E________, first draft: 91,500 words
The last few days I’ve been in an Artemis frame of mind, devouring every molecule of news about NASA’s much delayed test run to translunar space and back again. Another step in our slow, halting return journey to the moon.
And, of course, you can’t read about Artemis without reliving the Apollo program of the sixties and early seventies. The one that actually put human beings on another world. The one where, in 1969, the part of the planet with access to television watched a lunar module descend into a puffing of dust and announce, “The Eagle has landed.” The one that suckered a generation of children into thinking that they’d grow up to live offworld, one day.

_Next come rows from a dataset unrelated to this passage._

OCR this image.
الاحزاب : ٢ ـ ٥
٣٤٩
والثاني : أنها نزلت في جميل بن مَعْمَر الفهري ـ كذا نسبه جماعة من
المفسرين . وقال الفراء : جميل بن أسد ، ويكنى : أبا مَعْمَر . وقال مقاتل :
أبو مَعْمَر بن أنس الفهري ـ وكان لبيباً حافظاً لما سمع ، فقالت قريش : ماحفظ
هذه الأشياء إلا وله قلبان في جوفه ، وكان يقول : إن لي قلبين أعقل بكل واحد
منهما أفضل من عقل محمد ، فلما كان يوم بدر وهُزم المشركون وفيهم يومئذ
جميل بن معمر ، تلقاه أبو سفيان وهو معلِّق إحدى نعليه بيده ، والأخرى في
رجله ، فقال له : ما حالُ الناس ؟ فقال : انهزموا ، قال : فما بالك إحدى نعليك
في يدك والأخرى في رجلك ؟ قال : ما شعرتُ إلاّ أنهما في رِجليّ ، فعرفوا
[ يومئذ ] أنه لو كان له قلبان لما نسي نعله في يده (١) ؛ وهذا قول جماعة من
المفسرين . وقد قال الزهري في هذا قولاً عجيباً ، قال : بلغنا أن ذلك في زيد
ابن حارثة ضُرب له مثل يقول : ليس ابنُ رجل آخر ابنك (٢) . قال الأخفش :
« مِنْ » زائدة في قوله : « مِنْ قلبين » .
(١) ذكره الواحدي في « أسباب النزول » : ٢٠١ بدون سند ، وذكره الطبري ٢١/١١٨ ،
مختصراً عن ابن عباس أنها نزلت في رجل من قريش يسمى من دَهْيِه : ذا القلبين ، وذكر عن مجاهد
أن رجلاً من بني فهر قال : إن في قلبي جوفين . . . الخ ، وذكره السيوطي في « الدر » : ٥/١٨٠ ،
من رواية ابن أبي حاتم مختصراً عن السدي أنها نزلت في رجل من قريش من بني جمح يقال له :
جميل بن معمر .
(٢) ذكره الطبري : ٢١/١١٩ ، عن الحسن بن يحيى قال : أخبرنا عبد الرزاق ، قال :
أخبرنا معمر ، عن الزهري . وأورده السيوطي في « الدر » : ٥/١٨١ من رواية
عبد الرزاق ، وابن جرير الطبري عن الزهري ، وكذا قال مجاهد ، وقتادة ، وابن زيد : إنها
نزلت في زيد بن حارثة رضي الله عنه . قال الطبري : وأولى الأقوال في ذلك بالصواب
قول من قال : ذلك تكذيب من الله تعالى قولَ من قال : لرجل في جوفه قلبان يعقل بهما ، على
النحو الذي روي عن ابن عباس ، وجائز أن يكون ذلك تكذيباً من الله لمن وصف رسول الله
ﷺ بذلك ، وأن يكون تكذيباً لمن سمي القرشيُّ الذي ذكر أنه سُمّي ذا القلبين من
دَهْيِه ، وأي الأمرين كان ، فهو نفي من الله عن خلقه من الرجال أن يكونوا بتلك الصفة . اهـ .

Aging Brits may remember the TV series UFO (which featured Benedict Cumberbatch’s mom, by the way), in which there was a regular shuttle service to the moon running in — wait for it — 1980.
*Sigh*
I’ve been on a couple of journeys of my own, both literary and literal, since I last posted. On the literary front, my murder mystery, A Quiet Teacher, has now been published by Severn House. We were lucky enough to garner a starred review in Booklist, which opened thus:
“Imagine John le Carré attempting an Agatha Christie mystery. Or the other way around. In any case, that mix is at the heart of this stunning novel.”
I’ll take it!
As for the literal journey, we are in the process of settling into our new life in Edinburgh, Scotland. We have rented an apartment in the Old Town, the medieval neighborhood that huddles around the Castle. In addition to being almost indescribably steep (medieval castles were seldom sited on flat, easily accessible terrain, apparently) Old Town is full of nooks and crannies and cobbled streets. Oddly, though, living here has an almost Manhattan-like vibe. It’s extremely crowded, driving is more trouble than it’s worth, and everything you could possibly need or want is within walking distance. And, also like New York, the city is at the edge of the sea. We can see it from the apartment, and we’re so high up, the gulls glide by our window, big and weathered and very much in their element.
I wonder, when they open their wide beaks, if they keen with a Scottish accent.